I took on the personal goal of learning higher math and science on my own as documented by this post from 2011.
It only took dedicating a few hours a day, over several years to learn the math relating to General Relativity to the point where I grew past the limits of a few Professors whom had tutored me. We live in an amazing era, where basically the entirety of of human knowledge is accessible on everyones cell phone. There are also incredible individuals whom have a passion for teaching and offer far better instruction that was ever afforded to me growing up in a rural area with a poor population and schools. As an example mathbff on youtube are invaluable for re-learning calculus as an adult as remembering simple things like FOIL or quadratics rules can be the most challenging aspect.

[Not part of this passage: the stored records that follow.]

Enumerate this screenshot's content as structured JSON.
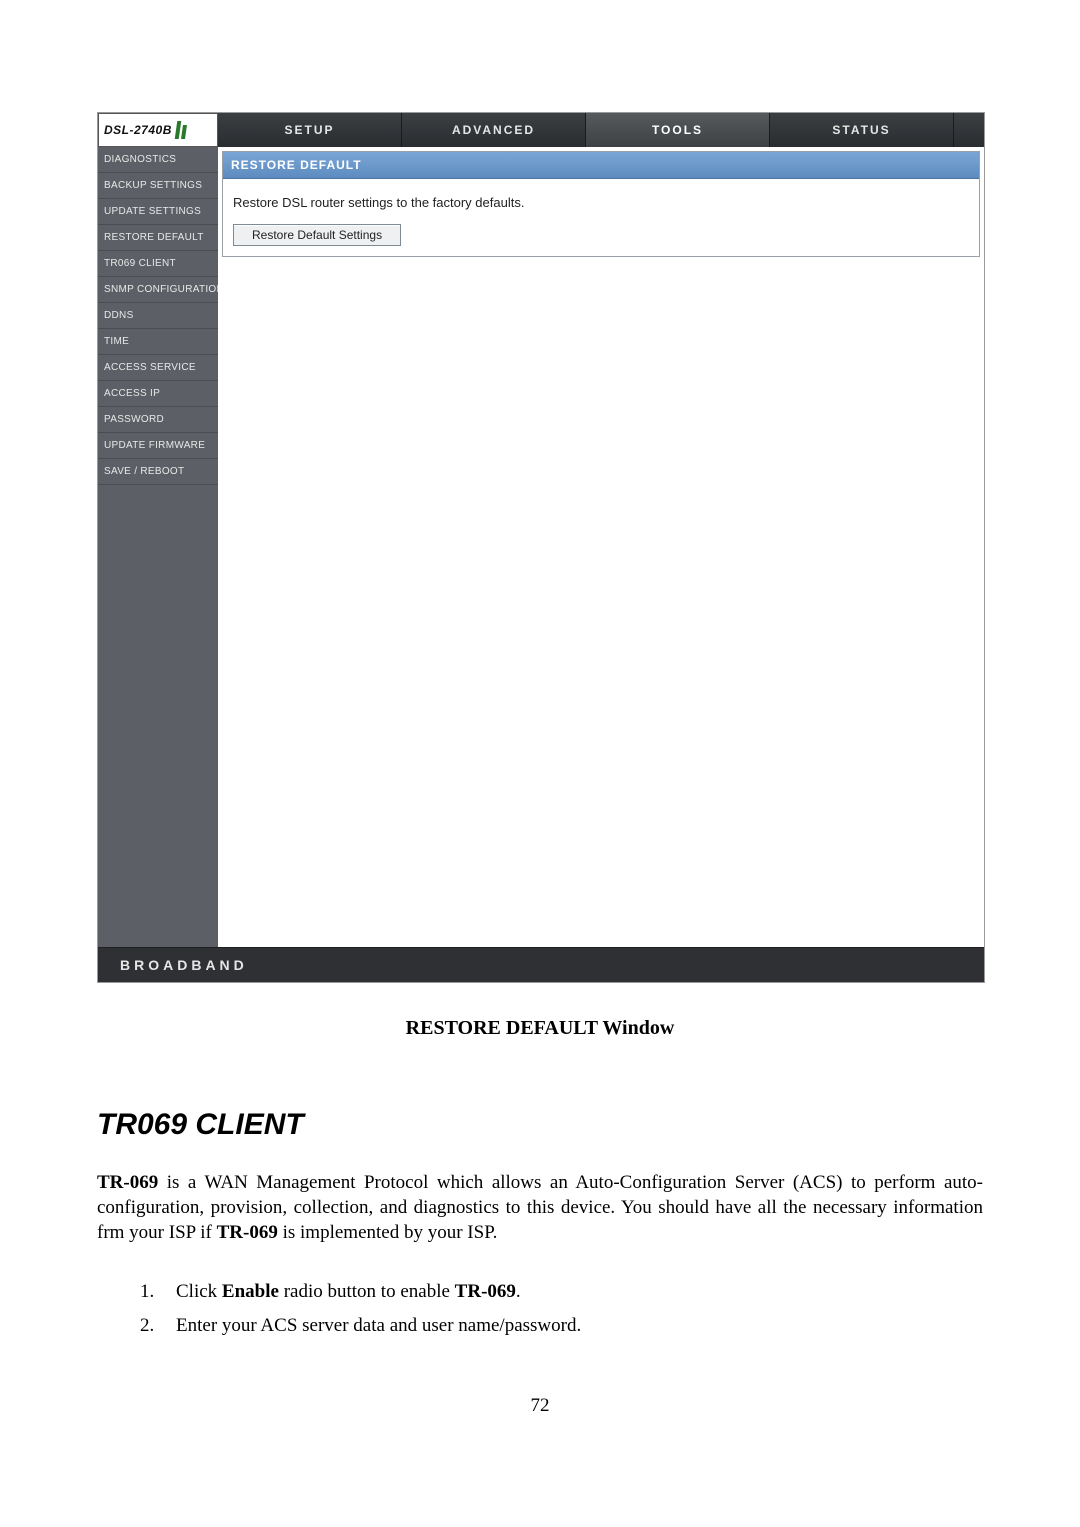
{
  "router_ui": {
    "logo": "DSL-2740B",
    "tabs": [
      "SETUP",
      "ADVANCED",
      "TOOLS",
      "STATUS"
    ],
    "active_tab": "TOOLS",
    "sidebar": [
      "DIAGNOSTICS",
      "BACKUP SETTINGS",
      "UPDATE SETTINGS",
      "RESTORE DEFAULT",
      "TR069 CLIENT",
      "SNMP CONFIGURATION",
      "DDNS",
      "TIME",
      "ACCESS SERVICE",
      "ACCESS IP",
      "PASSWORD",
      "UPDATE FIRMWARE",
      "SAVE / REBOOT"
    ],
    "panel": {
      "title": "RESTORE DEFAULT",
      "description": "Restore DSL router settings to the factory defaults.",
      "button_label": "Restore Default Settings"
    },
    "footer": "BROADBAND"
  },
  "doc": {
    "caption": "RESTORE DEFAULT Window",
    "heading": "TR069 CLIENT",
    "paragraph": {
      "lead_term": "TR-069",
      "body1": " is a WAN Management Protocol which allows an Auto-Configuration Server (ACS) to perform auto-configuration, provision, collection, and diagnostics to this device. You should have all the necessary information frm your ISP if ",
      "bold2": "TR-069",
      "body2": " is implemented by your ISP."
    },
    "list": {
      "num1": "1.",
      "item1_a": "Click ",
      "item1_b": "Enable",
      "item1_c": " radio button to enable ",
      "item1_d": "TR-069",
      "item1_e": ".",
      "num2": "2.",
      "item2": "Enter your ACS server data and user name/password."
    },
    "page_number": "72"
  }
}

Note that I do not think of myself as a genius, and even if my natural abilities in some areas are above the norm most people would never need to advance to the level of regge calculus and above. Although I would say that there is a particular freedom to move past the point where you are hampered by Euclidean geometry.

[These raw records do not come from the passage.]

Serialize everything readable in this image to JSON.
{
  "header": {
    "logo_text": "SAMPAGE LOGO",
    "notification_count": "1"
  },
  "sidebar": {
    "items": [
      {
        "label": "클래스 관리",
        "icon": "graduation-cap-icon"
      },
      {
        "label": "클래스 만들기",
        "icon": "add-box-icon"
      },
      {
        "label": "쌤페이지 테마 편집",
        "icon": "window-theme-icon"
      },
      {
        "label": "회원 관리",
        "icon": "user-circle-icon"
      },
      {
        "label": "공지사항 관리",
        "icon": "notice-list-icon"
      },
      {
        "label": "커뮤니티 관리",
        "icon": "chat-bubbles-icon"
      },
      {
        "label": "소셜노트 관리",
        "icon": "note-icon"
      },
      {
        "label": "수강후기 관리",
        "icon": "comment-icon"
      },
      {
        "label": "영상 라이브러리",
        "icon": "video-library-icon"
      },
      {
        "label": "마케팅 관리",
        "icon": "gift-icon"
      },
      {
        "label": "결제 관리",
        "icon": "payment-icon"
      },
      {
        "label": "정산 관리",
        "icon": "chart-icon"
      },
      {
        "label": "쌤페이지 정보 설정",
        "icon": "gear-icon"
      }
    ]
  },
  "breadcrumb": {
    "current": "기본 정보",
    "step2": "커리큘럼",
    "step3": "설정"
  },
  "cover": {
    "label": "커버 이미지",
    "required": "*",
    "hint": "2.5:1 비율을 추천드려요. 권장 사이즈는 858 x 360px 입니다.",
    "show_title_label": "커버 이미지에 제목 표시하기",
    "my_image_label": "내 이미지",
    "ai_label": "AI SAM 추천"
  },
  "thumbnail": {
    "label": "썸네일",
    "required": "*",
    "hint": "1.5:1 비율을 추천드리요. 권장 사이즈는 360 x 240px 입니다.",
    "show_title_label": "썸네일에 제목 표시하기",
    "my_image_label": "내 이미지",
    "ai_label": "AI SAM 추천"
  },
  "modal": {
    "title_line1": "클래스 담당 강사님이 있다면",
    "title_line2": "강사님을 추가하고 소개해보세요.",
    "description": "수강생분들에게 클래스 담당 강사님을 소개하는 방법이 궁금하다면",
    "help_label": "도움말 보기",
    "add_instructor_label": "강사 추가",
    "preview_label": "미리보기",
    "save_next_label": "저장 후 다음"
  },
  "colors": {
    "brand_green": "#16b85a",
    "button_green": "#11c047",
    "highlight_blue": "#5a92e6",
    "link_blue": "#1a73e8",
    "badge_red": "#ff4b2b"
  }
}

While a drive to know “why” things happen vs just “how” is probably the hugest asset in my career, and not all of that is dependent on math. Calculus, or the mathematical study of change is far more useful than statistics for me.
To be clear, I started learning to prep for finishing my degree, but as I have a very successful career, and I wanted to go to school for my own betterment I am not upset overshooting my goal but learning too much on my own.

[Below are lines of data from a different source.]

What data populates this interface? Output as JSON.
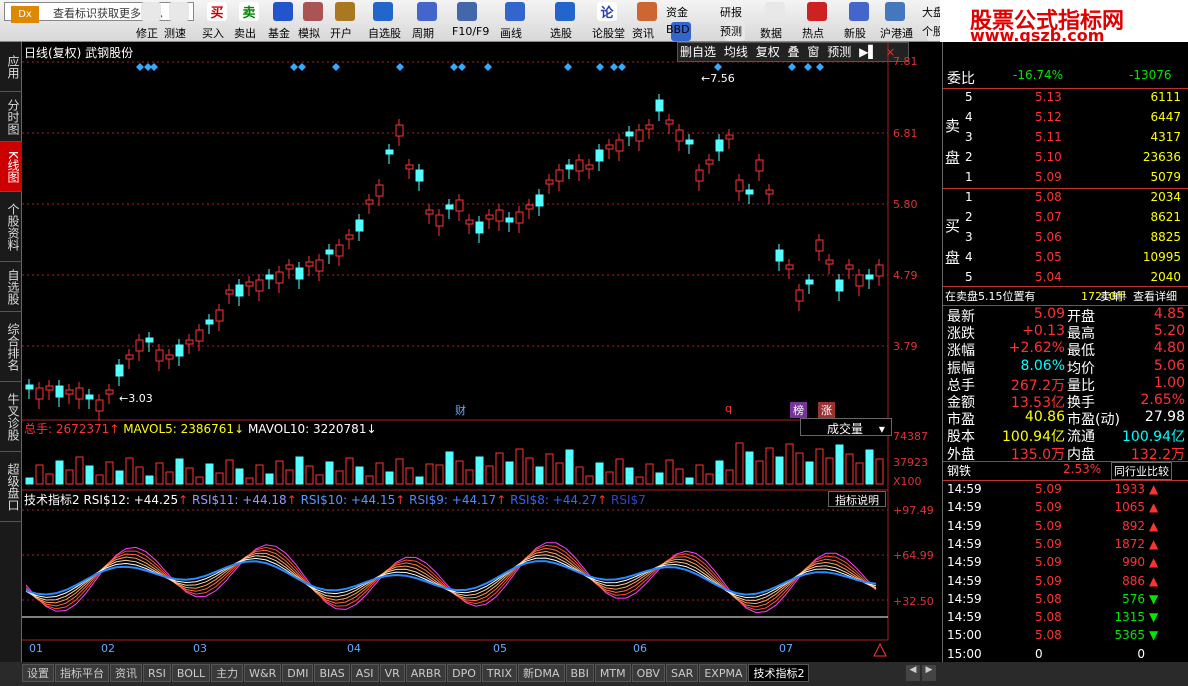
{
  "toolbar": {
    "search_placeholder": "查看标识获取更多信息",
    "logo": "Dx",
    "buttons": [
      {
        "label": "修正",
        "color": "#e8e8e8"
      },
      {
        "label": "测速",
        "color": "#e8e8e8"
      },
      {
        "label": "买入",
        "color": "#c00",
        "glyph": "买"
      },
      {
        "label": "卖出",
        "color": "#080",
        "glyph": "卖"
      },
      {
        "label": "基金",
        "color": "#2255cc"
      },
      {
        "label": "模拟",
        "color": "#a55"
      },
      {
        "label": "开户",
        "color": "#aa7722"
      },
      {
        "label": "自选股",
        "color": "#2266cc"
      },
      {
        "label": "周期",
        "color": "#4466cc"
      },
      {
        "label": "F10/F9",
        "color": "#4466aa"
      },
      {
        "label": "画线",
        "color": "#3366cc"
      },
      {
        "label": "选股",
        "color": "#2266cc"
      },
      {
        "label": "论股堂",
        "color": "#2244aa",
        "glyph": "论"
      },
      {
        "label": "资讯",
        "color": "#cc6633"
      },
      {
        "label": "资金",
        "glyph": "资金",
        "color": "#e8e8e8"
      },
      {
        "label": "BBD",
        "color": "#3366cc"
      },
      {
        "label": "研报",
        "color": "#e8e8e8"
      },
      {
        "label": "预测",
        "color": "#e8e8e8"
      },
      {
        "label": "数据",
        "color": "#e8e8e8"
      },
      {
        "label": "热点",
        "color": "#c22"
      },
      {
        "label": "新股",
        "color": "#4466cc"
      },
      {
        "label": "沪港通",
        "color": "#4477bb"
      },
      {
        "label": "大盘",
        "color": "#e8e8e8"
      },
      {
        "label": "个股",
        "color": "#e8e8e8"
      }
    ]
  },
  "ad": {
    "line1": "股票公式指标网",
    "line2": "www.gszb.com"
  },
  "left_nav": [
    "应用",
    "分时图",
    "K线图",
    "个股资料",
    "自选股",
    "综合排名",
    "牛叉诊股",
    "超级盘口"
  ],
  "chart": {
    "header": "日线(复权) 武钢股份",
    "tools": [
      "删自选",
      "均线",
      "复权",
      "叠",
      "窗",
      "预测"
    ],
    "high_label": "7.56",
    "low_label": "3.03",
    "yaxis": [
      "7.81",
      "6.81",
      "5.80",
      "4.79",
      "3.79"
    ],
    "events": {
      "cai": "财",
      "q": "q",
      "bang": "榜",
      "zhang": "涨"
    },
    "vol_header": {
      "total": "总手: 2672371",
      "ma5": "MAVOL5: 2386761",
      "ma10": "MAVOL10: 3220781",
      "vol_label": "成交量"
    },
    "vol_axis": [
      "74387",
      "37923",
      "X100"
    ],
    "rsi_header": {
      "name": "技术指标2",
      "r12": "RSI$12: +44.25",
      "r11": "RSI$11: +44.18",
      "r10": "RSI$10: +44.15",
      "r9": "RSI$9: +44.17",
      "r8": "RSI$8: +44.27",
      "r7": "RSI$7",
      "explain": "指标说明"
    },
    "rsi_axis": [
      "+97.49",
      "+64.99",
      "+32.50"
    ],
    "months": [
      "01",
      "02",
      "03",
      "04",
      "05",
      "06",
      "07"
    ]
  },
  "bottom_tabs": [
    "设置",
    "指标平台",
    "资讯",
    "RSI",
    "BOLL",
    "主力",
    "W&R",
    "DMI",
    "BIAS",
    "ASI",
    "VR",
    "ARBR",
    "DPO",
    "TRIX",
    "新DMA",
    "BBI",
    "MTM",
    "OBV",
    "SAR",
    "EXPMA",
    "技术指标2"
  ],
  "right": {
    "wb": {
      "label": "委比",
      "pct": "-16.74%",
      "diff": "-13076"
    },
    "sell": [
      [
        "5",
        "5.13",
        "6111"
      ],
      [
        "4",
        "5.12",
        "6447"
      ],
      [
        "3",
        "5.11",
        "4317"
      ],
      [
        "2",
        "5.10",
        "23636"
      ],
      [
        "1",
        "5.09",
        "5079"
      ]
    ],
    "buy": [
      [
        "1",
        "5.08",
        "2034"
      ],
      [
        "2",
        "5.07",
        "8621"
      ],
      [
        "3",
        "5.06",
        "8825"
      ],
      [
        "4",
        "5.05",
        "10995"
      ],
      [
        "5",
        "5.04",
        "2040"
      ]
    ],
    "sell_label": "卖盘",
    "buy_label": "买盘",
    "notice": {
      "a": "在卖盘5.15位置有",
      "b": "17210手",
      "c": "卖单!",
      "d": "查看详细"
    },
    "quote": [
      [
        "最新",
        "5.09",
        "开盘",
        "4.85"
      ],
      [
        "涨跌",
        "+0.13",
        "最高",
        "5.20"
      ],
      [
        "涨幅",
        "+2.62%",
        "最低",
        "4.80"
      ],
      [
        "振幅",
        "8.06%",
        "均价",
        "5.06"
      ],
      [
        "总手",
        "267.2万",
        "量比",
        "1.00"
      ],
      [
        "金额",
        "13.53亿",
        "换手",
        "2.65%"
      ],
      [
        "市盈",
        "40.86",
        "市盈(动)",
        "27.98"
      ],
      [
        "股本",
        "100.94亿",
        "流通",
        "100.94亿"
      ],
      [
        "外盘",
        "135.0万",
        "内盘",
        "132.2万"
      ]
    ],
    "industry": {
      "name": "钢铁",
      "pct": "2.53%",
      "compare": "同行业比较"
    },
    "ticks": [
      [
        "14:59",
        "5.09",
        "1933",
        "up"
      ],
      [
        "14:59",
        "5.09",
        "1065",
        "up"
      ],
      [
        "14:59",
        "5.09",
        "892",
        "up"
      ],
      [
        "14:59",
        "5.09",
        "1872",
        "up"
      ],
      [
        "14:59",
        "5.09",
        "990",
        "up"
      ],
      [
        "14:59",
        "5.09",
        "886",
        "up"
      ],
      [
        "14:59",
        "5.08",
        "576",
        "down"
      ],
      [
        "14:59",
        "5.08",
        "1315",
        "down"
      ],
      [
        "15:00",
        "5.08",
        "5365",
        "down"
      ],
      [
        "15:00",
        "0",
        "0",
        ""
      ]
    ],
    "tabs": [
      "细",
      "诊",
      "分",
      "筹",
      "焰",
      "指",
      "财"
    ]
  },
  "colors": {
    "up": "#ff3232",
    "down": "#54ffff",
    "bg": "#000"
  }
}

Is my knowledge as deep or as broad as it would be with a formal degree? No…but the usefulness still continues to surprise me. Although having the math tools to do my job more effectively increased the frustration when coworkers cargo-cult and treat problems as god boxes but are unwilling to learn to tools that will help them.
But back to the OP, Geometry is the study of the shape, size, relative position of figures, and the properties of space. Calculus is the study of changes, and is not just limited to Euclidian geometry.
A few hours a day for several years to learn tensor calculus does sort of put you ahead of most in terms of drive though. I’ve been meaning to learn the subject after a very brief introduction to it in a deformation of solids text but I find it hard to be motivated. Out of curious what does some of your work look like?
To be clear, I was working through this book, I would stop and refresh, re-learn or learn any math I didn’t understand.
I no longer have LaTeX installed on my laptop after a migration from macports to homebrew and my python is pretty ugly as I have no need to clean it up for peer review.
If I find something that is readable and not a pile of python with an unhealthy dose of awk, sed and grep I will PM you the information.
As “deep learning” is quite popular it would probably be best to learn their notation. But I am probably not the best resource for someone whom wanted to learn tensor calculus outside of the applied level surrounding a study of GR.
Note that NumPy has good tensor support, and I hear R does too, but it’s pretty hard to find information on search engines when they won’t accept R as a search term.
http://docs.scipy.org/doc/numpy/reference/generated/numpy.tensordot.html
I would recommend getting comfortable with tensors before using numpy because you still need to know when use transposition and broadcasting.
That was not my experience. I did very well in all three of those in high school, plus physics and chem.
I took the intro calculus class my first year at university and just never got it. I just never understood the basic concepts. It frustrated me and my prof, who gave me a lot of personal time to try to help me understand. It just never happened.
Lowest mark I ever got in university, and ended any interest I had in sciences.